What awaited him in Hakodate was poor treatment by the Hokkaido government. The government decided to give the Hokkaido Dairy Sales Association, known as Rakuren, a monopoly on meat processing in Hokkaido. When Raymon was summoned to the prefectural office, he was given a contract telling him to sell his Ono factory to Rakuren for 50,000 yen (equivalent to around 40 million yen today) — a forced buyout. The contract also stipulated that, from then on, he was no longer allowed to produce ham and sausage.

With no other choice, Raymon bought a small house in Hakodate’s Motomachi district and lived a quiet life with his wife and three-year-old daughter. Before long, war broke out; and the family was forced to fight against undeserved persecution and discrimination, which lasted until Japan was defeated in 1945. Even after experiencing persecution and forced forfeiture of his assets by the government, Raymon remained in Hakodate and campaigned for peace — continuing to call for European unity. In 1950, Raymon designed and proposed a flag with a star to represent European unity; and this formed the underlying concept of the current EU flag.

These days, the Hakodate Carl Raymon factory is still infused with the dedication and determination of those times. One factory employee said, “Nothing has changed about the way we work since Raymon was in charge. We continue to respect and follow his philosophy of ham- and sausage-making. I grew up here loving these sausages and wanted to work in the factory; so, I’m really happy.”

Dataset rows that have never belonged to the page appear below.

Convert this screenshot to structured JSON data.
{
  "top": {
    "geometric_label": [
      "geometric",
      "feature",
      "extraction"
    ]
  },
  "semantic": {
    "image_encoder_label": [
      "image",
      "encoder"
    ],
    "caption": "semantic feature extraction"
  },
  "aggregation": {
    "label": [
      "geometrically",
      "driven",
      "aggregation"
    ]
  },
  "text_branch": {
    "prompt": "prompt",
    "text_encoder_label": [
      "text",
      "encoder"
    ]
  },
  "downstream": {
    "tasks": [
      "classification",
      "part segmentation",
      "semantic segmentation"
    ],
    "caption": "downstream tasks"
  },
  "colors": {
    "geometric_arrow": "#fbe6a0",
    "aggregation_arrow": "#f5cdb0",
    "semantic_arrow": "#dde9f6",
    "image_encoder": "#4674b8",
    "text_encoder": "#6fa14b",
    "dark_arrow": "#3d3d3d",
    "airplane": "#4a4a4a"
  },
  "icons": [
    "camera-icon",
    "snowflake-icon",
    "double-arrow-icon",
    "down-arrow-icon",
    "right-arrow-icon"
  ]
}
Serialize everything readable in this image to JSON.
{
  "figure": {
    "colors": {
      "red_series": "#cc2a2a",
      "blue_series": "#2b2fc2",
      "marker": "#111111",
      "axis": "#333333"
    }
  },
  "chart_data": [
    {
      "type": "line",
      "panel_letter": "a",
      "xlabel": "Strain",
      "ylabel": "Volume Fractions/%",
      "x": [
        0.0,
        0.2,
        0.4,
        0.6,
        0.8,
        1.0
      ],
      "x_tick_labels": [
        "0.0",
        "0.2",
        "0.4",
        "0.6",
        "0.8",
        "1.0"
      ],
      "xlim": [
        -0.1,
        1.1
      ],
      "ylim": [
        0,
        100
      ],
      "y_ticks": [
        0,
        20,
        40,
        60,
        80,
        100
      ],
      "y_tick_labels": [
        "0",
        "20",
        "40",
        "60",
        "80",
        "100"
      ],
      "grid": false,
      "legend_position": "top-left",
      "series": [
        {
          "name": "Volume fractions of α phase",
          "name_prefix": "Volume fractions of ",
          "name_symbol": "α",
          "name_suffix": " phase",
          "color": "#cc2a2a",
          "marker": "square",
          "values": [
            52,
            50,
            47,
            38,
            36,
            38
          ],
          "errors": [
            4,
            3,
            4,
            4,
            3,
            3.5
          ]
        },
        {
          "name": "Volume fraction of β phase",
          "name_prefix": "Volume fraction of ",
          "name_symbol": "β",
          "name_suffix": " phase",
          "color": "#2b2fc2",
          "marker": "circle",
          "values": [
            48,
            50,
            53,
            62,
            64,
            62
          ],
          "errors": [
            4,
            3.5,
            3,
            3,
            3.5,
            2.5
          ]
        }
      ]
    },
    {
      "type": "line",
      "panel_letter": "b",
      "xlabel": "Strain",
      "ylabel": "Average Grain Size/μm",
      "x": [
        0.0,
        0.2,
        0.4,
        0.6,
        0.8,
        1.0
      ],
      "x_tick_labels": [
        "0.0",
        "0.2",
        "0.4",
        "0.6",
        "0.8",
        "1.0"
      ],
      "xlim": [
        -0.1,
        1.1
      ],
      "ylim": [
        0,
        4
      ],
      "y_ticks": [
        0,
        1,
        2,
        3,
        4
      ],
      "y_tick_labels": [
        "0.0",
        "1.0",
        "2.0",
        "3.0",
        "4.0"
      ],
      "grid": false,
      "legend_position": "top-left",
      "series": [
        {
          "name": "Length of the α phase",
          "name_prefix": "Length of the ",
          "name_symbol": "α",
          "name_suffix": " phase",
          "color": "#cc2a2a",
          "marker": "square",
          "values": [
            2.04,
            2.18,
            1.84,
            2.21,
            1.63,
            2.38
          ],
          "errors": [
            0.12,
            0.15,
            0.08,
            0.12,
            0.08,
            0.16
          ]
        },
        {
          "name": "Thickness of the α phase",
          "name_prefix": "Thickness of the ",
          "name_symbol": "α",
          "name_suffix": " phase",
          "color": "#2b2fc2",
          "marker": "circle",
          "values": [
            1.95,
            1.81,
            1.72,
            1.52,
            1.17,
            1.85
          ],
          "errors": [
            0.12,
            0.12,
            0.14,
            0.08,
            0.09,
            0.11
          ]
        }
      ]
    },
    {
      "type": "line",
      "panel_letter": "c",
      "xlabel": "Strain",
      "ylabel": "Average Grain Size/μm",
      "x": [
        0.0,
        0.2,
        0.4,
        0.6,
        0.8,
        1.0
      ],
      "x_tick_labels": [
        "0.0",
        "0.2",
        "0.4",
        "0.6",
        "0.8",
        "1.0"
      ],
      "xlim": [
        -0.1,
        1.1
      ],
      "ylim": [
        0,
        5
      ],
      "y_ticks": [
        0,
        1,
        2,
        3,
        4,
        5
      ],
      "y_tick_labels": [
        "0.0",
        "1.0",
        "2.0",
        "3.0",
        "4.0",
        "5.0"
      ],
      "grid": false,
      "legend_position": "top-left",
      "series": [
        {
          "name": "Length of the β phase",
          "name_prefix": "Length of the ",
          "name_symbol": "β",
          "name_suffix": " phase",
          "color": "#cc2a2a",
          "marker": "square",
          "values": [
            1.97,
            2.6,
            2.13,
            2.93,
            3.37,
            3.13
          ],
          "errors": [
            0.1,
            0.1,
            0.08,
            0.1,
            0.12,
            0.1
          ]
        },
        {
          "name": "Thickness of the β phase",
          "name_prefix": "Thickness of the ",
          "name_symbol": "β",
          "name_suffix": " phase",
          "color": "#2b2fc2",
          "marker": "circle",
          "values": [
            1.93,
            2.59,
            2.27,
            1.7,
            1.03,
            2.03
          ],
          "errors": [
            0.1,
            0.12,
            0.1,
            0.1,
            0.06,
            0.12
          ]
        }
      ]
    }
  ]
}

They follow Raymon’s philosophy: “Food must be kind to the body. It’s important to feel like a mother cooking for her children. That’s why the factory is like a kitchen.” To this day, the company manufactures products using only the freshest Hokkaido meat with no excess additives or preservatives. The careful, handcrafting techniques have been scaled up — enabling the company to deliver products to even more people while continuing to follow Carl Raymon’s ideals. It is a steadfast way of working that is spreading from Hakodate throughout Japan — where local residents participate both as consumers and producers.